Posted by orionrising in Observing.
Tags: , , , , ,

Dipper-Shaped Formation of Eight Stars in Andromeda

Object: Stars

Site: Front Yard

Seeing: 1

Transparency: Adequate

Type: Deep-Sky

Constellation: Andromeda

Magnification: 10x

FOV: 4.8 Degrees

Observing Time: 11:00 pm – 11:19 pm

Notes: The weather tonight was noticeably cooler than previous observing nights this summer– a cool breeze was persistently blowing, with the temperature in the low teens, but it didn’t help the seeing and transparency, both could be better.  This kind of brisk weather reminds me of autumn nights, which will soon arrive in mid-September and October, although there are hints of it already both on the ground and in the heavens.  While scanning the Eastern skies near the zenith (the uppermost center point from the observer’s point of view), I found this beautiful formation between Lacerta the Lizard and Andromeda the Princess.
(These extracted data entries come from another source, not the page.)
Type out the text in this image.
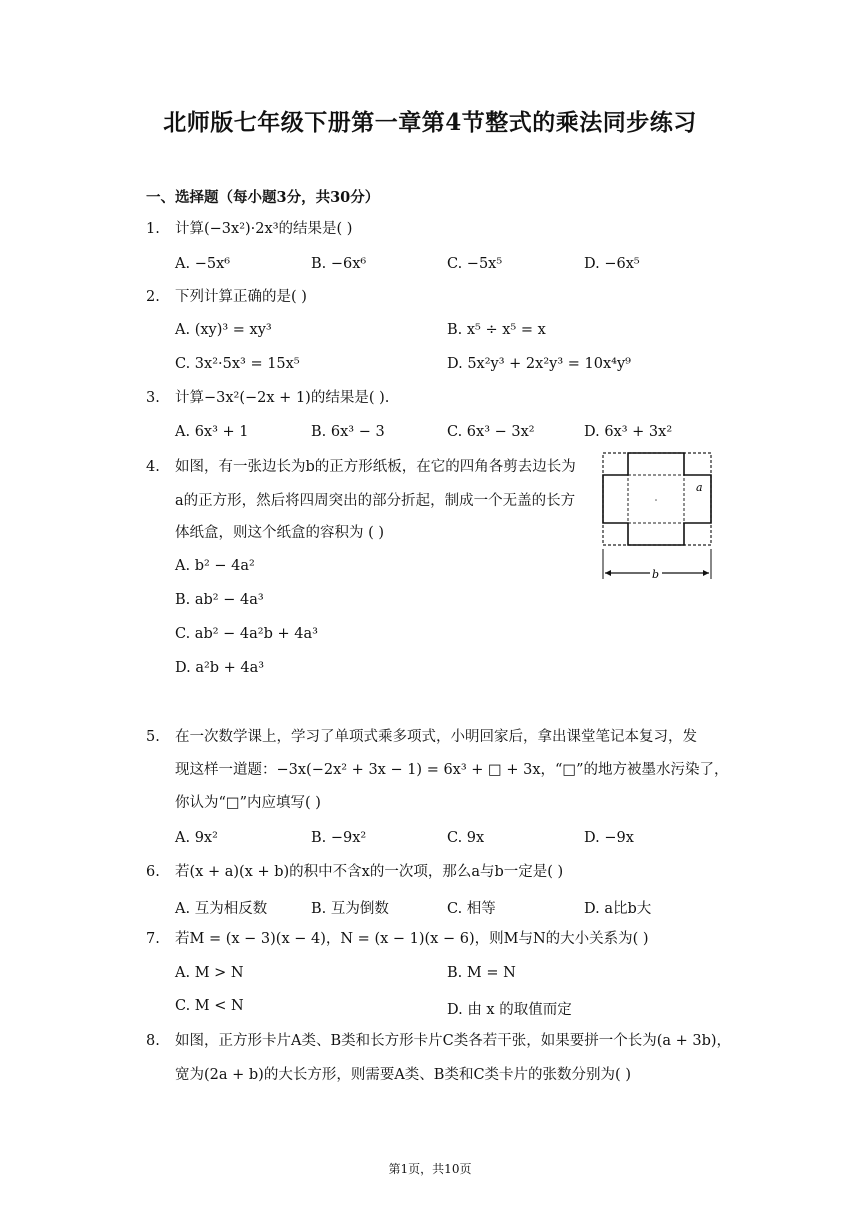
北师版七年级下册第一章第4节整式的乘法同步练习
一、选择题（每小题3分，共30分）
1.	计算(−3x²)·2x³的结果是( )
A. −5x⁶	B. −6x⁶	C. −5x⁵	D. −6x⁵
2.	下列计算正确的是( )
A. (xy)³ = xy³	B. x⁵ ÷ x⁵ = x
C. 3x²·5x³ = 15x⁵	D. 5x²y³ + 2x²y³ = 10x⁴y⁹
3.	计算−3x²(−2x + 1)的结果是( ).
A. 6x³ + 1	B. 6x³ − 3	C. 6x³ − 3x²	D. 6x³ + 3x²
4.	如图，有一张边长为b的正方形纸板，在它的四角各剪去边长为
a的正方形，然后将四周突出的部分折起，制成一个无盖的长方
体纸盒，则这个纸盒的容积为 ( )
A. b² − 4a²
B. ab² − 4a³
C. ab² − 4a²b + 4a³
D. a²b + 4a³
a
b
5.	在一次数学课上，学习了单项式乘多项式，小明回家后，拿出课堂笔记本复习，发
现这样一道题：−3x(−2x² + 3x − 1) = 6x³ + □ + 3x，“□”的地方被墨水污染了，
你认为“□”内应填写( )
A. 9x²	B. −9x²	C. 9x	D. −9x
6.	若(x + a)(x + b)的积中不含x的一次项，那么a与b一定是( )
A. 互为相反数	B. 互为倒数	C. 相等	D. a比b大
7.	若M = (x − 3)(x − 4)，N = (x − 1)(x − 6)，则M与N的大小关系为( )
A. M > N	B. M = N
C. M < N	D. 由 x 的取值而定
8.	如图，正方形卡片A类、B类和长方形卡片C类各若干张，如果要拼一个长为(a + 3b)，
宽为(2a + b)的大长方形，则需要A类、B类和C类卡片的张数分别为( )
第1页，共10页
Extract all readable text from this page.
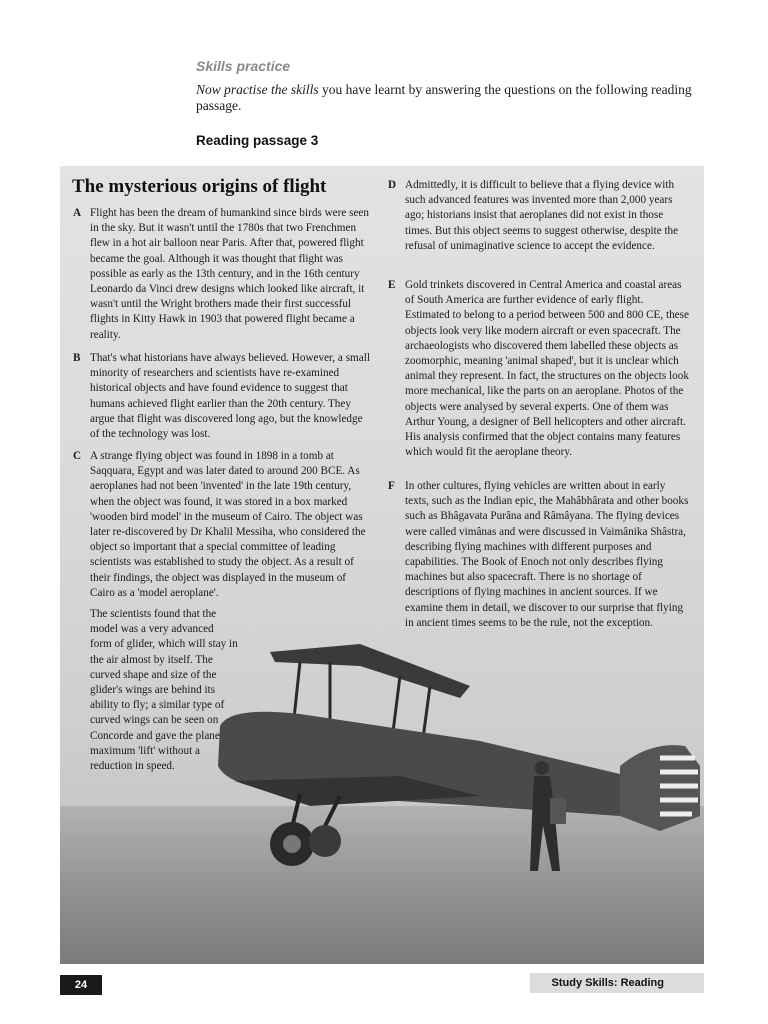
Skills practice
Now practise the skills you have learnt by answering the questions on the following reading passage.
Reading passage 3
The mysterious origins of flight
A Flight has been the dream of humankind since birds were seen in the sky. But it wasn't until the 1780s that two Frenchmen flew in a hot air balloon near Paris. After that, powered flight became the goal. Although it was thought that flight was possible as early as the 13th century, and in the 16th century Leonardo da Vinci drew designs which looked like aircraft, it wasn't until the Wright brothers made their first successful flights in Kitty Hawk in 1903 that powered flight became a reality.

B That's what historians have always believed. However, a small minority of researchers and scientists have re-examined historical objects and have found evidence to suggest that humans achieved flight earlier than the 20th century. They argue that flight was discovered long ago, but the knowledge of the technology was lost.

C A strange flying object was found in 1898 in a tomb at Saqquara, Egypt and was later dated to around 200 BCE. As aeroplanes had not been 'invented' in the late 19th century, when the object was found, it was stored in a box marked 'wooden bird model' in the museum of Cairo. The object was later re-discovered by Dr Khalil Messiha, who considered the object so important that a special committee of leading scientists was established to study the object. As a result of their findings, the object was displayed in the museum of Cairo as a 'model aeroplane'.

The scientists found that the model was a very advanced form of glider, which will stay in the air almost by itself. The curved shape and size of the glider's wings are behind its ability to fly; a similar type of curved wings can be seen on Concorde and gave the plane maximum 'lift' without a reduction in speed.

D Admittedly, it is difficult to believe that a flying device with such advanced features was invented more than 2,000 years ago; historians insist that aeroplanes did not exist in those times. But this object seems to suggest otherwise, despite the refusal of unimaginative science to accept the evidence.

E Gold trinkets discovered in Central America and coastal areas of South America are further evidence of early flight. Estimated to belong to a period between 500 and 800 CE, these objects look very like modern aircraft or even spacecraft. The archaeologists who discovered them labelled these objects as zoomorphic, meaning 'animal shaped', but it is unclear which animal they represent. In fact, the structures on the objects look more mechanical, like the parts on an aeroplane. Photos of the objects were analysed by several experts. One of them was Arthur Young, a designer of Bell helicopters and other aircraft. His analysis confirmed that the object contains many features which would fit the aeroplane theory.

F In other cultures, flying vehicles are written about in early texts, such as the Indian epic, the Mahâbhârata and other books such as Bhâgavata Purâna and Râmâyana. The flying devices were called vimânas and were discussed in Vaimânika Shâstra, describing flying machines with different purposes and capabilities. The Book of Enoch not only describes flying machines but also spacecraft. There is no shortage of descriptions of flying machines in ancient sources. If we examine them in detail, we discover to our surprise that flying in ancient times seems to be the rule, not the exception.

24	Study Skills: Reading
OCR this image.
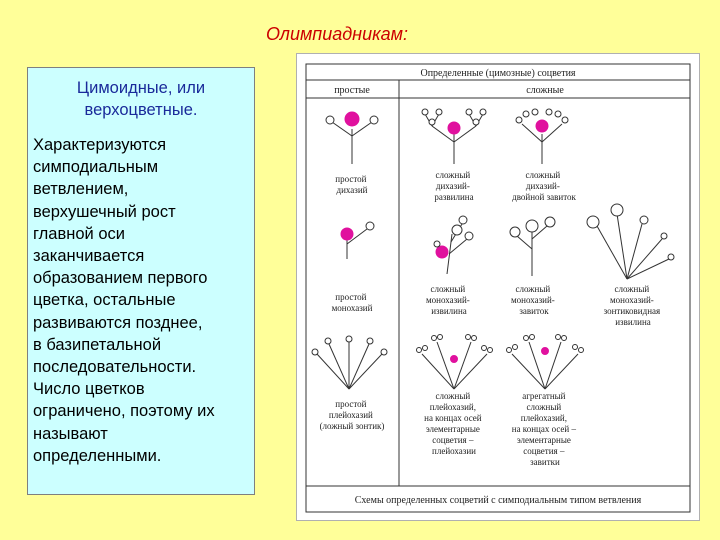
Олимпиадникам:
Цимоидные, или
верхоцветные.
Характеризуются
симподиальным
ветвлением,
верхушечный рост
главной оси
заканчивается
образованием первого
цветка, остальные
развиваются позднее,
в базипетальной
последовательности.
Число цветков
ограничено, поэтому их
называют
определенными.
Определенные (цимозные) соцветия
простые	сложные
Схемы определенных соцветий с симподиальным типом ветвления
простой дихазий
сложный дихазий- развилина
сложный дихазий- двойной завиток
простой монохазий
сложный монохазий- извилина
сложный монохазий- завиток
сложный монохазий- зонтиковидная извилина
простой плейохазий (ложный зонтик)
сложный плейохазий, на концах осей элементарные соцветия – плейохазии
агрегатный сложный плейохазий, на концах осей – элементарные соцветия – завитки
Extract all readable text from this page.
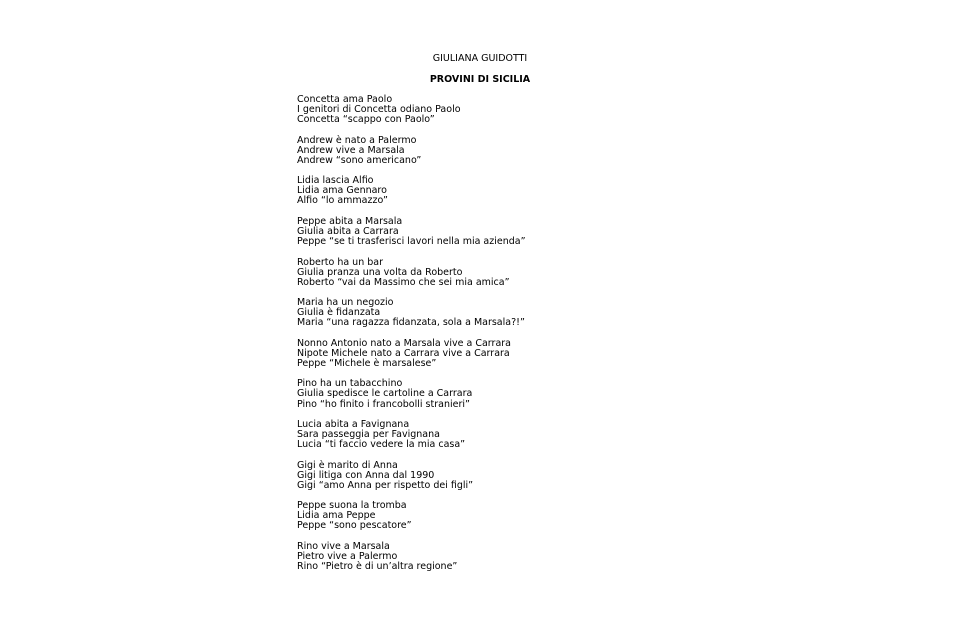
GIULIANA GUIDOTTI
PROVINI DI SICILIA

Concetta ama Paolo

I genitori di Concetta odiano Paolo

Concetta “scappo con Paolo”

Andrew è nato a Palermo

Andrew vive a Marsala

Andrew “sono americano”

Lidia lascia Alfio

Lidia ama Gennaro

Alfio “lo ammazzo”

Peppe abita a Marsala

Giulia abita a Carrara

Peppe “se ti trasferisci lavori nella mia azienda”

Roberto ha un bar

Giulia pranza una volta da Roberto

Roberto “vai da Massimo che sei mia amica”

Maria ha un negozio

Giulia è fidanzata

Maria “una ragazza fidanzata, sola a Marsala?!”

Nonno Antonio nato a Marsala vive a Carrara

Nipote Michele nato a Carrara vive a Carrara

Peppe “Michele è marsalese”

Pino ha un tabacchino

Giulia spedisce le cartoline a Carrara

Pino “ho finito i francobolli stranieri”

Lucia abita a Favignana

Sara passeggia per Favignana

Lucia “ti faccio vedere la mia casa”

Gigi è marito di Anna

Gigi litiga con Anna dal 1990

Gigi “amo Anna per rispetto dei figli”

Peppe suona la tromba

Lidia ama Peppe

Peppe “sono pescatore”

Rino vive a Marsala

Pietro vive a Palermo

Rino “Pietro è di un’altra regione”
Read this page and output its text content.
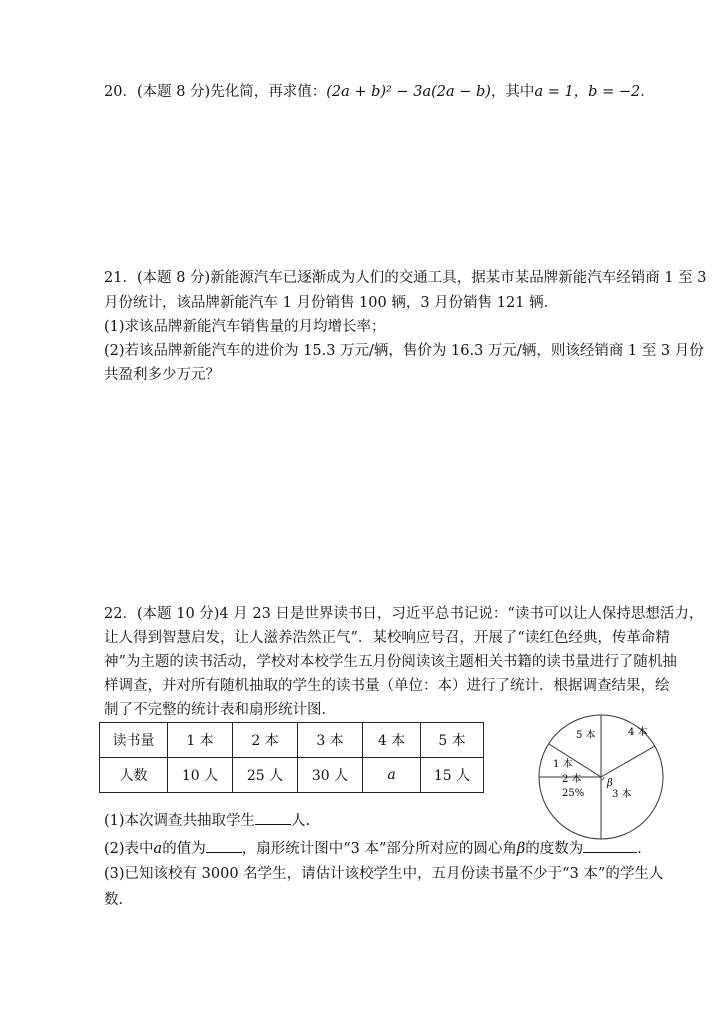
20．(本题 8 分)先化简，再求值：(2a + b)² − 3a(2a − b)，其中a = 1，b = −2．
21．(本题 8 分)新能源汽车已逐渐成为人们的交通工具，据某市某品牌新能汽车经销商 1 至 3
月份统计，该品牌新能汽车 1 月份销售 100 辆，3 月份销售 121 辆．
(1)求该品牌新能汽车销售量的月均增长率；
(2)若该品牌新能汽车的进价为 15.3 万元/辆，售价为 16.3 万元/辆，则该经销商 1 至 3 月份
共盈利多少万元？
22．(本题 10 分)4 月 23 日是世界读书日，习近平总书记说：“读书可以让人保持思想活力，
让人得到智慧启发，让人滋养浩然正气”．某校响应号召，开展了“读红色经典，传革命精
神”为主题的读书活动，学校对本校学生五月份阅读该主题相关书籍的读书量进行了随机抽
样调查，并对所有随机抽取的学生的读书量（单位：本）进行了统计．根据调查结果，绘
制了不完整的统计表和扇形统计图．
读书量	1 本	2 本	3 本	4 本	5 本
人数	10 人	25 人	30 人	a	15 人
5 本	4 本
1 本
2 本
25%
β
3 本
(1)本次调查共抽取学生 人.
(2)表中a的值为 ，扇形统计图中“3 本”部分所对应的圆心角β的度数为	．
(3)已知该校有 3000 名学生，请估计该校学生中，五月份读书量不少于“3 本”的学生人
数．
It looks like a shrunk-down version of the Little Dipper, which is an asterism arising from Ursa Minor, the Little Bear.  One of the  big differences, however, was its inverted dipper handle, curving in an upward direction.  Consisting of eight relatively bright stars (compared to the backdrop), this pattern is really framed well through binoculars. All stars were whitish, except for HIP 113327 (it was more blue than the rest).